Personal information
- Born: 31 October 1931 Tartu, Estonia
- Died: 6 July 2026 (aged 94)
- Occupation: Chess grandmaster

Chess career
- Country: Soviet Union Estonia
- Title: International Master (1964) Grandmaster (2024)
- Peak rating: 2510 (January 1976)
- Peak ranking: No. 82 (July 1972)

= Iivo Nei =

Estonian chess player (1931–2026)

Iivo Nei (31 October 1931 – 6 July 2026) was an Estonian chess grandmaster.

==Tournament career==

In 1947, at the beginning of his career, Nei took 3rd in Leningrad (Saint Petersburg) at the sixth USSR junior championships, which were won by Viktor Korchnoi. In 1948, he tied for first with Korchnoi in Tallinn (seventh USSR juniors championships). Nei won the Estonian Championship eight times (1951, 1952, 1956, 1960–1962, 1971, and 1974). In 1955, he tied for third through sixth place in Pärnu (Baltic Republics championships), an event won by Paul Keres. In 1960, he tied for 14–15th at the 27th USSR championships in Leningrad, won by Korchnoi.

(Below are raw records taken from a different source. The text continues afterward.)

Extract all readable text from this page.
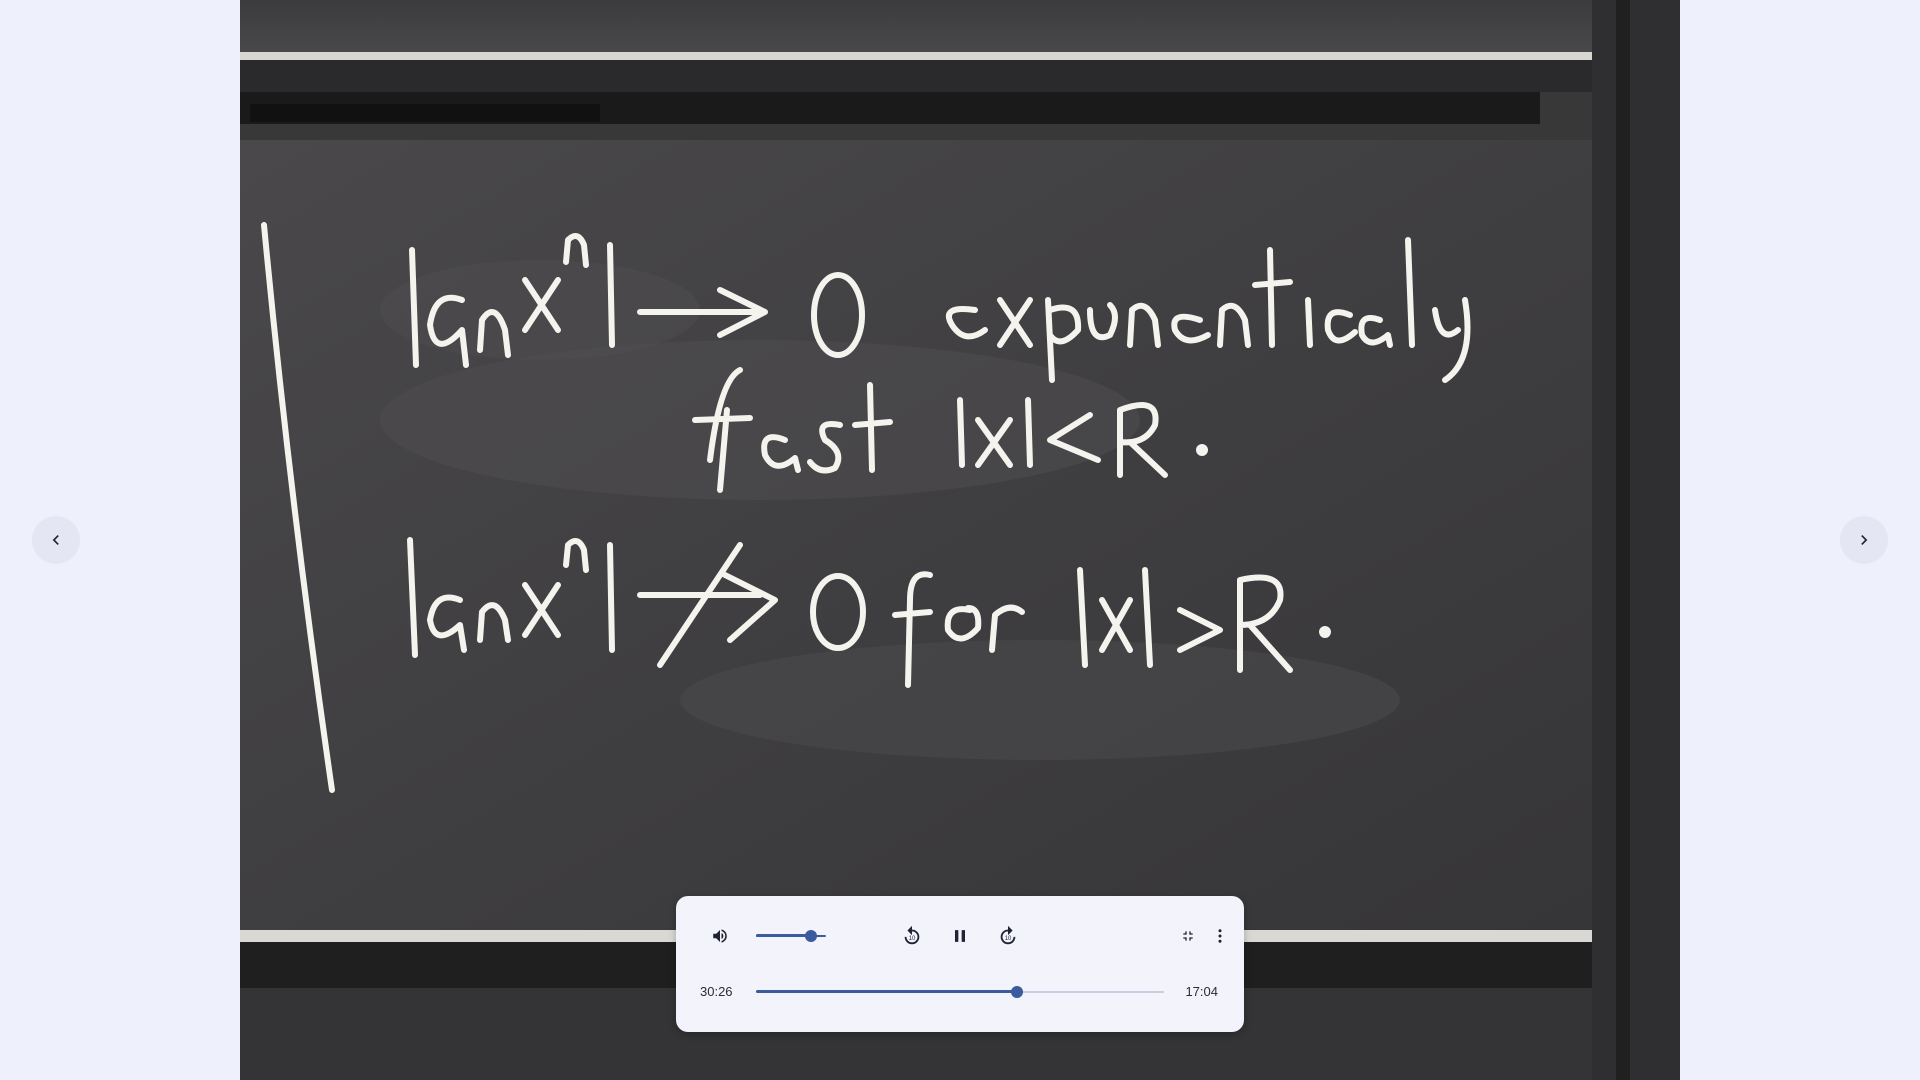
10	10
30:26	17:04
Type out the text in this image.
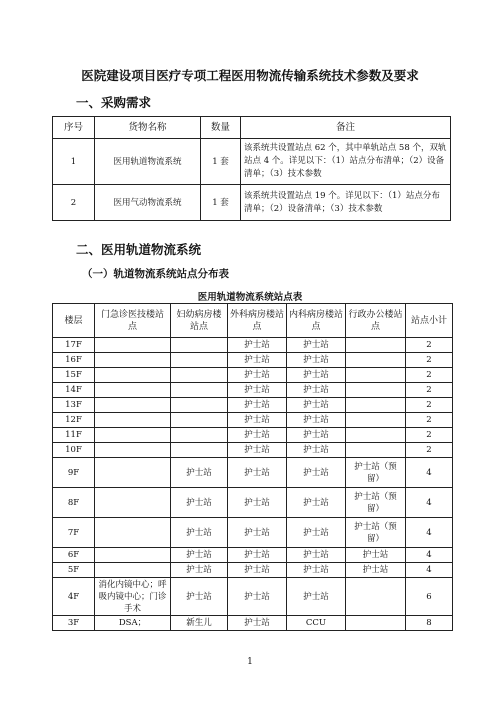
医院建设项目医疗专项工程医用物流传输系统技术参数及要求
一、采购需求
序号	货物名称	数量	备注
1	医用轨道物流系统	1 套	该系统共设置站点 62 个，其中单轨站点 58 个，双轨站点 4 个。详见以下：（1）站点分布清单；（2）设备清单；（3）技术参数
2	医用气动物流系统	1 套	该系统共设置站点 19 个。详见以下：（1）站点分布清单；（2）设备清单；（3）技术参数
二、医用轨道物流系统
（一）轨道物流系统站点分布表
医用轨道物流系统站点表
楼层	门急诊医技楼站点	妇幼病房楼站点	外科病房楼站点	内科病房楼站点	行政办公楼站点	站点小计
17F			护士站	护士站		2
16F			护士站	护士站		2
15F			护士站	护士站		2
14F			护士站	护士站		2
13F			护士站	护士站		2
12F			护士站	护士站		2
11F			护士站	护士站		2
10F			护士站	护士站		2
9F		护士站	护士站	护士站	护士站（预留）	4
8F		护士站	护士站	护士站	护士站（预留）	4
7F		护士站	护士站	护士站	护士站（预留）	4
6F		护士站	护士站	护士站	护士站	4
5F		护士站	护士站	护士站	护士站	4
4F	消化内镜中心；呼吸内镜中心；门诊手术	护士站	护士站	护士站		6
3F	DSA；	新生儿	护士站	CCU		8
1
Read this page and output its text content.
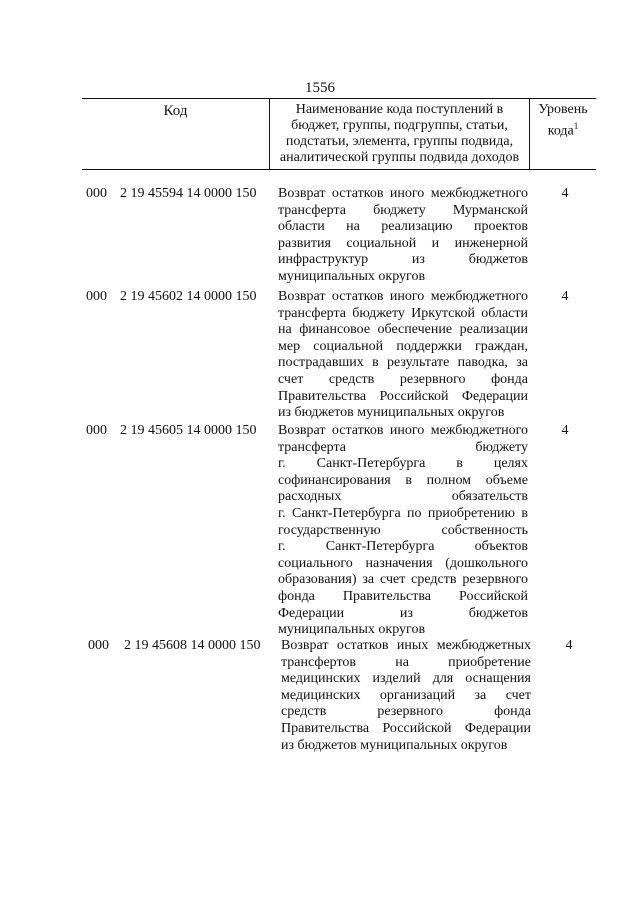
1556
Код	Наименование кода поступлений в бюджет, группы, подгруппы, статьи, подстатьи, элемента, группы подвида, аналитической группы подвида доходов
Уровень кода$^1$
000 2 19 45594 14 0000 150 Возврат остатков иного межбюджетного
трансферта бюджету Мурманской
области на реализацию проектов
развития социальной и инженерной
инфраструктур из бюджетов
муниципальных округов
4
000 2 19 45602 14 0000 150 Возврат остатков иного межбюджетного
трансферта бюджету Иркутской области
на финансовое обеспечение реализации
мер социальной поддержки граждан,
пострадавших в результате паводка, за
счет средств резервного фонда
Правительства Российской Федерации
из бюджетов муниципальных округов
4
000 2 19 45605 14 0000 150 Возврат остатков иного межбюджетного
трансферта бюджету
г. Санкт-Петербурга в целях
софинансирования в полном объеме
расходных обязательств
г. Санкт-Петербурга по приобретению в
государственную собственность
г. Санкт-Петербурга объектов
социального назначения (дошкольного
образования) за счет средств резервного
фонда Правительства Российской
Федерации из бюджетов
муниципальных округов
4
000 2 19 45608 14 0000 150 Возврат остатков иных межбюджетных
трансфертов на приобретение
медицинских изделий для оснащения
медицинских организаций за счет
средств резервного фонда
Правительства Российской Федерации
из бюджетов муниципальных округов
4
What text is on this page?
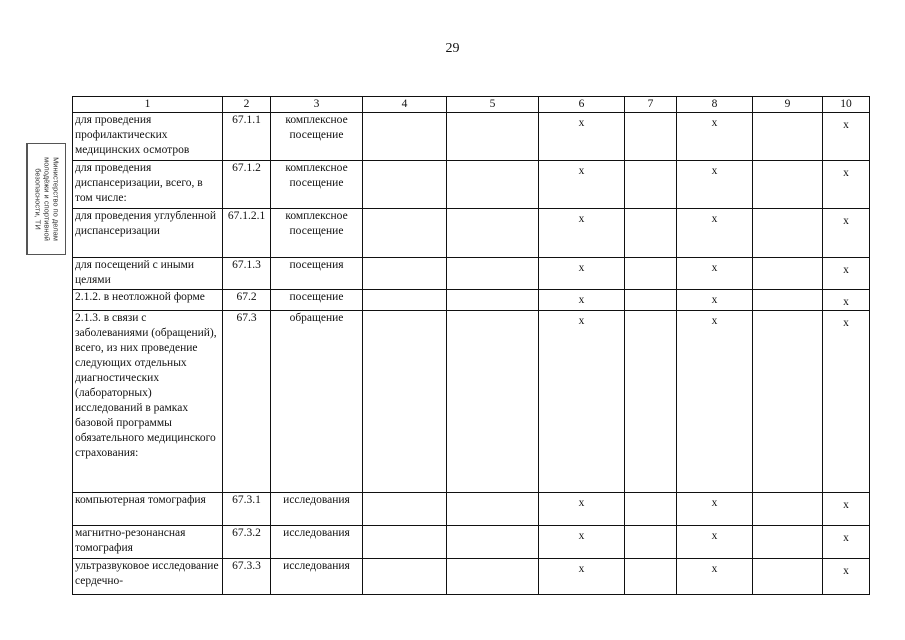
29
Министерство по делам
молодёжи и спортивной
безопасности, ТИ
1	2	3	4	5	6	7	8	9	10
для проведения профилактических медицинских осмотров	67.1.1	комплексное посещение			x		x		x
для проведения диспансеризации, всего, в том числе:	67.1.2	комплексное посещение			x		x		x
для проведения углубленной диспансеризации	67.1.2.1	комплексное посещение			x		x		x
для посещений с иными целями	67.1.3	посещения			x		x		x
2.1.2. в неотложной форме	67.2	посещение			x		x		x
2.1.3. в связи с заболеваниями (обращений), всего, из них проведение следующих отдельных диагностических (лабораторных) исследований в рамках базовой программы обязательного медицинского страхования:	67.3	обращение			x		x		x
компьютерная томография	67.3.1	исследования			x		x		x
магнитно-резонансная томография	67.3.2	исследования			x		x		x
ультразвуковое исследование сердечно-	67.3.3	исследования			x		x		x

Nei won the Baltic Republics championships in 1961 in Palanga, in 1962 in Tartu, in 1963 in Estonia, and in 1964 in Pärnu. In 1964, he also tied for first with Keres in the Beverwijk (Corus chess tournament). In 1965, he took second, behind Vladas Mikėnas, in Palanga (Baltic championships).

==Recognitions==
Nei was awarded the International Master (IM) title in 1964. He was one of Boris Spassky's (along with Efim Geller and Nikolai Krogius) for the 1972 Fischer–Spassky World Championship match. He also served as Nona Gaprindashvili's second for the Gaprindashvili-Kushnir World Championship. He went on to become a trainer, teaching grandmaster Lembit Oll. In February 2024, he was awarded by FIDE the title of Honorary Grandmaster. After the death of Andreas Dückstein on 28 August 2024, Nei became the oldest living grandmaster.

==Personal life and death==
His youngest brother Mati Nei (born 1942) is also a chess player and won the Estonian Chess Championship in 1990.

Iivo Nei died on 6 July 2026, at the age of 94.